C’est qu’elle est une bien piètre enquêtrice lorsqu’il s’agit de son cercle proche. Non. De sa famille. Parce qu’aussi dépareillés et étranges qu’ils puissent paraître, ils sont tout les quatre … tous les cinq maintenant qu’Edern est venu se greffer au petit groupe, ce qu’elle a de plus proche d’une famille, avec les affections non feintes, les chamailleries surjouées, les peines communes et l’entraide sans condition. La perte d’Enfys n’a en soit rien changé. Ils ne sont plus que trois . Plus Edern. Retour à quatre. C’est tellement loin des relations qu’elle entretient avec son père , caricature du petit fonctionnaire de la 4ème caste , plein interressé par le fait de se ranger dans la norme quitte à renier sa propre progéniture si celle ci remue trop et de laisser passer toutes les vexations qui incombent à sa caste et son métier. Tellement loin aussi des relations qu’elle avait son grand père maternel, bourru et plus à même d’exprimer ses sentiments par la violence plutôt que par les gestes doux. Autre caricature, celui du milicien à la retraite qui s’ennuyait et qui, pour continuer à exercer de l’autorité sur les gens de la caste inférieur , s’était improvisé maquereau. Le Patron appelle ça des souteneurs. Souteneurs. Encore du vocabulaire recherché pour désigner la lie de la société. Retour au point de départ. Tesni pousse un long soupirs, s’arqueboutant sur le zinc froid devant elle, le talon de sa bottine droite frappant le pied de son tabouret de bar en rythme. Rien de pire qu’une salle vide en pleine après midi pour ressasser

Le bruit d’un verre qu’on pose devant elle la sort de sa torpeur. L’oeil torve, elle fixe le liquide ambré qui se balance au grès des remous. Siarl lui sourit. Tesni ne peut s’empecher de pouffer nerveusement quand elle voit les lunettes loupes posées sur le bout de son nez, à la manière d’une vieille femme. Lui prend immédiatement la mouche, vexé comme un pou

« Quoi , encore ?!

- Rien, je te jure, absolument rien. » Elle ravale son rire « Un monde nouveau s’ouvre à toi avec ces lunettes ?

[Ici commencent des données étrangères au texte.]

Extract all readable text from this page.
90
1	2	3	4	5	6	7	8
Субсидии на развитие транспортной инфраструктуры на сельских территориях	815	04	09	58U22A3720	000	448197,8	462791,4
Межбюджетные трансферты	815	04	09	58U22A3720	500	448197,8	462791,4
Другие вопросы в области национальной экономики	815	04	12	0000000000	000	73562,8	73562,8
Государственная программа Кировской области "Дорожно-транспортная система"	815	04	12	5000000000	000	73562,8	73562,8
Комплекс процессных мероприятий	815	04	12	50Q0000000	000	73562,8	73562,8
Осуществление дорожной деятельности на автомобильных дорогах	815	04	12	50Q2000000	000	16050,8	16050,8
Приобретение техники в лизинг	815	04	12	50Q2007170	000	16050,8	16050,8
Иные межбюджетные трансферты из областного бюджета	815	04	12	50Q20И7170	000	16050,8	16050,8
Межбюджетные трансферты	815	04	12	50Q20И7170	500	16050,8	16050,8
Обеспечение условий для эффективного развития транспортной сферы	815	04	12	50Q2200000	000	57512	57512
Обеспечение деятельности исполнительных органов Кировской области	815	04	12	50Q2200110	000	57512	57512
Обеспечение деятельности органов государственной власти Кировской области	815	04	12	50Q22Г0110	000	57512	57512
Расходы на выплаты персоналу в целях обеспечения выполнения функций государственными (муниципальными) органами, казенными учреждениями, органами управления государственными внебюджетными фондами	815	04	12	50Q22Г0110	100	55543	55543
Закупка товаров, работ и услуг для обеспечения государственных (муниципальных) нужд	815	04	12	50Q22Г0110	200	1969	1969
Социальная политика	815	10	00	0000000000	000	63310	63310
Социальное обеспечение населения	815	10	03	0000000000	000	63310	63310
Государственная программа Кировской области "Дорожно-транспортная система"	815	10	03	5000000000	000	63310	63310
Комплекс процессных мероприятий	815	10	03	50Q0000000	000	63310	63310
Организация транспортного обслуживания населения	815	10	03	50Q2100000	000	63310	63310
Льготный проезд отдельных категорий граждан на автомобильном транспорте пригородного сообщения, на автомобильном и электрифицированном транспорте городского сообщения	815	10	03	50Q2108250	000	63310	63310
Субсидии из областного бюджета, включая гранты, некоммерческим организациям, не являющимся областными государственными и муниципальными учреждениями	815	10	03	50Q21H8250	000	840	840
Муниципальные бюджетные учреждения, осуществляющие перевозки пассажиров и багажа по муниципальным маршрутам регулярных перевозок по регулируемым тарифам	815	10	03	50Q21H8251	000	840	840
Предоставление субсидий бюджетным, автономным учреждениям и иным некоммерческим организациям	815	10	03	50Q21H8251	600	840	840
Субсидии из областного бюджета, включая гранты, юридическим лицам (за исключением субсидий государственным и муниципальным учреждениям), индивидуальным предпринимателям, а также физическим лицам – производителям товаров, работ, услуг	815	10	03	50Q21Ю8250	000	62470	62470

- Un monde beaucoup flou déjà, où il y a une différence marquée entre les lettres. C’est plus facile pour lire du coup. » Retorque-t-il en grommelant, retournant à sa vaisselle de bock. Tesni prend le verre de whisky, l’hume sans conviction.

-Donc, c’est bon, maintenant, tu sais lire.

- Tout doux . Je progresse, mais je reste un membre de la cinquième caste. Faut pas me prendre pour une fusée non plus.

-Le Patron te tirerait tellement les oreilles s’il t’entendait dire ça. »

Siarl hausse les épaules, pose une choppe renversée sur un torchon déjà humide .

« Il est pas très … c’est quoi le mot déjà ? Bref, il me voit avec des yeux bienveillants

-Objectif . Le mot que tu cherches, c’est objectif. Il t’a toujours vu comme ça, toi plus que quiconque.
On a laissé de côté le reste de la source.